Landwirtschaft ist mehr denn je ein sehr politisches Thema. Gerade deshalb ist es wichtig, dass sie sich nicht politisch vereinnahmen und instrumentalisieren lässt. Auch dass diese Gefahr nicht abstrakt ist, haben die Bauernproteste 2024 gezeigt. Verschiedene rechtsextreme Initiativen versuchten damals, an den Protest der Landwirtinnen und Landwirte anzudocken. Unter anderem darüber haben wir mit Florian Teller von der Fachstelle Radikalisierungsprävention und En­gage­ment im Naturschutz (FARN) im Interview gesprochen (ab S. 13). Laut Teller hätten die Unterwanderungsversuche mal besser und mal schlechter funktioniert. Zum Teil seien bei den Bauernprotesten Symbole wie die Landvolkfahne verwendet worden, die der FARN-Referent als Symbol einer antisemitischen, demokratiefeindlichen und völkischen Bewegung einordnet. Er empfiehlt, sich von dieser Fahne und den Menschen, die sich dahinter versammeln, klar abzugrenzen. Denn rechte Akteure sind nicht die Heilsbringer, für die sie sich ausgeben.

Die Lage der Landwirtschaft ist komplex. Die Betriebsleiterinnen und Betriebsleiter müssen mit Kostendruck, Bürokratie, Klimaanpassung, gesellschaftlichen Erwartungen, EU-Vorgaben und Marktzwängen umgehen. Auf diese komplexen Sachverhalte gibt es keine einfachen Antworten, auch wenn Populisten gern so tun, als hätten sie welche.

Das betonte kürzlich auch Sachsen-Anhalts Ministerpräsident Sven Schulze. Er äußerte Zweifel an der agrarpolitischen Kompetenz der AfD. Im dortigen Landtag sei in den vergangenen Jahren kein Vorschlag der AfD dabei gewesen, „der die Betriebe nach vorne gebracht hätte, umsetzbar gewesen wäre oder nicht schon längst von uns angepackt worden wäre, bevor ihn die AfD für sich entdeckt hat“, sagte der CDU-Politiker.
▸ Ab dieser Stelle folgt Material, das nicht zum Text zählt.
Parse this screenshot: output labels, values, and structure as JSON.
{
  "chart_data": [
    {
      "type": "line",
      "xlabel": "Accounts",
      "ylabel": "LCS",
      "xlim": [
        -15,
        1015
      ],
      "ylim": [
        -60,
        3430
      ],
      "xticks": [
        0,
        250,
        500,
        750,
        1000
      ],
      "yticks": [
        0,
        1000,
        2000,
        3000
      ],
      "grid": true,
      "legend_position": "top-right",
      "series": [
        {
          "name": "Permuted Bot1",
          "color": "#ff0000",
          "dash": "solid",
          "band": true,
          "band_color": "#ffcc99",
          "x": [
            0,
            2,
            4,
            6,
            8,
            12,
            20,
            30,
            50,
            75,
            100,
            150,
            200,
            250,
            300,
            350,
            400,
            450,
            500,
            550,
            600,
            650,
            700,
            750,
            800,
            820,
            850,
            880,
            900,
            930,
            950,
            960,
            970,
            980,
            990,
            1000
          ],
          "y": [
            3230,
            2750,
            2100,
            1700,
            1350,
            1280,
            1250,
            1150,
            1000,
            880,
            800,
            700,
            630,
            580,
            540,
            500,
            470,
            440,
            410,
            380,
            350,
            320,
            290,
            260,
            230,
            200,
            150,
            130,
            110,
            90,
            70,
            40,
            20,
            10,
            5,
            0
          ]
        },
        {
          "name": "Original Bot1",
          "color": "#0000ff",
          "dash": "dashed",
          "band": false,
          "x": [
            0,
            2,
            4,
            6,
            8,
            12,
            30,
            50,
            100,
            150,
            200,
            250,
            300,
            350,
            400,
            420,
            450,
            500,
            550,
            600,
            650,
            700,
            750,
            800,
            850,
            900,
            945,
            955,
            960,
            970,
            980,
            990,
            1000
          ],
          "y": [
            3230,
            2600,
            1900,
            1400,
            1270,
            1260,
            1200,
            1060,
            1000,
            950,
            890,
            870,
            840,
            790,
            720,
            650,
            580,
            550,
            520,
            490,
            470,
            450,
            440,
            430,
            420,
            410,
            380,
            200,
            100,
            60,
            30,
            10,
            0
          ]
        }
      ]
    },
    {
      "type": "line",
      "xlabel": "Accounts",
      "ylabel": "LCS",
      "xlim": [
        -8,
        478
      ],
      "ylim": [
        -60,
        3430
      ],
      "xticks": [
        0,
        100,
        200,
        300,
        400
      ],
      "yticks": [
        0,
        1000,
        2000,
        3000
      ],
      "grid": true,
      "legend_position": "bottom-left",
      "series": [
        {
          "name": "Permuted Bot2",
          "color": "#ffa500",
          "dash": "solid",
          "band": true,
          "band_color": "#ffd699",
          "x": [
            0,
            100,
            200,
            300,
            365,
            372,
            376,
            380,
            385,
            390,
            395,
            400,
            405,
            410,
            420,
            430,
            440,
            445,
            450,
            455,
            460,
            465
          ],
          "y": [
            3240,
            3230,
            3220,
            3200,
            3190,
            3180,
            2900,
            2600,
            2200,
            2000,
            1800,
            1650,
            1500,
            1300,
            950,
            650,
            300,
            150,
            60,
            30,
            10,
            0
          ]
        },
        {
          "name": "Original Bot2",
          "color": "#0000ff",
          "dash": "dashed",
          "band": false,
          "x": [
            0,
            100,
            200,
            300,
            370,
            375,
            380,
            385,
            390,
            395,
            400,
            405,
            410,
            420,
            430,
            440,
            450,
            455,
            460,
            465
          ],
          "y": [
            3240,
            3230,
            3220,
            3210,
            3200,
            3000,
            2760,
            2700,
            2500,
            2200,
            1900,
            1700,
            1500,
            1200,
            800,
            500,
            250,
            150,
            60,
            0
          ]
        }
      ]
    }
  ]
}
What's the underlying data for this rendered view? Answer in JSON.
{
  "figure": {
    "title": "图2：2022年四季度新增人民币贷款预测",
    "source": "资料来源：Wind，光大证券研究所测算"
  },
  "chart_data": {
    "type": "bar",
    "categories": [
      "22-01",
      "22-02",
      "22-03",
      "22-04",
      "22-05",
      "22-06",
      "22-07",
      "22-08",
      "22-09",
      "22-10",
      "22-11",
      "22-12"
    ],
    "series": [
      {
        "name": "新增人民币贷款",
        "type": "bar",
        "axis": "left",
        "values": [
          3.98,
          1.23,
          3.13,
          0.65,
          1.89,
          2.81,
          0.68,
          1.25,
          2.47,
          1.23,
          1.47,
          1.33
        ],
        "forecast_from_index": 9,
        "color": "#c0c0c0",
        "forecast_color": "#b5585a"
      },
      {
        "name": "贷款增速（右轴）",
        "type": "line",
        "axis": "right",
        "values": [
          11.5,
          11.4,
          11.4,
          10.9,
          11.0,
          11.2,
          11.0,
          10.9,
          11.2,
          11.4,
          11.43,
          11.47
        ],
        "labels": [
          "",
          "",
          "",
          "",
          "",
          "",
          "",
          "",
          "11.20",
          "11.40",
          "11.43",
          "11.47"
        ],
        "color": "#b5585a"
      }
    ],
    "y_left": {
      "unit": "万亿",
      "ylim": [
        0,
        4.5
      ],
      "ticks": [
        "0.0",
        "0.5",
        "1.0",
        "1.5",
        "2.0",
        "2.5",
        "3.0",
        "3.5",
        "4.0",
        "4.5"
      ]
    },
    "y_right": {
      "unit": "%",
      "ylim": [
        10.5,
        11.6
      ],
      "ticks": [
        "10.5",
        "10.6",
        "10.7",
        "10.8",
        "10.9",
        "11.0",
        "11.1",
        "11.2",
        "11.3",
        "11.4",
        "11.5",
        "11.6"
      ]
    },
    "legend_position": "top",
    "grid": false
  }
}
Vergleichbar hatte sich die AfD auch während der Bauernproteste 2024 gezeigt. Sie inszenierte sich als Verteidigerin des Agrar­diesels – obwohl sie sich grundsätzlich gegen Subventionen ausspricht. Das macht sie wohl kaum zu einem verlässlichen politischen Partner, sondern wirkt wie ein Fähnchen im Wind. Daher müssen sich die Landwirtinnen und Landwirte fragen, ob es der AfD wirklich um die Zukunft der Betriebe geht oder vielmehr um sich selbst. Denn überall, wo Empörung möglich ist, ist die AfD nicht weit.

Landwirtschaft – zum Teil gerade die ökologische Wirtschaftsweise – ist eine attraktive Projektionsfläche für rechte Akteure, weil sie für viele Menschen mehr ist als ein Wirtschaftszweig. Sie steht für regionale Verwurzelung, Heimat, Tradition, Familie und Versorgungssicherheit. Genau diese Begriffe lassen sich politisch aufladen. Wer aus Heimat Ausgrenzung macht, aus Tradition Rückwärtsgewandtheit und aus berechtigter Kritik an Bürokratie eine pauschale Ablehnung demokratischer Institutionen, missbraucht allerdings die Landwirtschaft für ein Weltbild, das ihr nicht gerecht wird.

Während der Bauernproteste 2024 haben sich Landwirtinnen und Landwirte auch deutlich von rechtem Gedankengut abgegrenzt, zum Beispiel mit dem Slogan „Landwirtschaft ist bunt, nicht braun“. Das war mehr als ein Spruch auf einem Schild. Landwirtschaft braucht politische Offenheit: Saisonarbeitskräfte, internationale Märkte, europäische Regeln, Entwicklungen durch Forschung und gesellschaftlicher Austausch gehören untrennbar zum Alltag vieler Höfe. Abschottung und Feindbilder helfen keinem Betrieb weiter. Genau deshalb passt der Satz „Landwirtschaft ist bunt, nicht braun“ so gut zu diesem Berufsstand. Denn Landwirtschaft ist nicht schwarz-weiß. Sie ist vielfältig und stark genug, laut zu sein – ohne sich vereinnahmen zu lassen.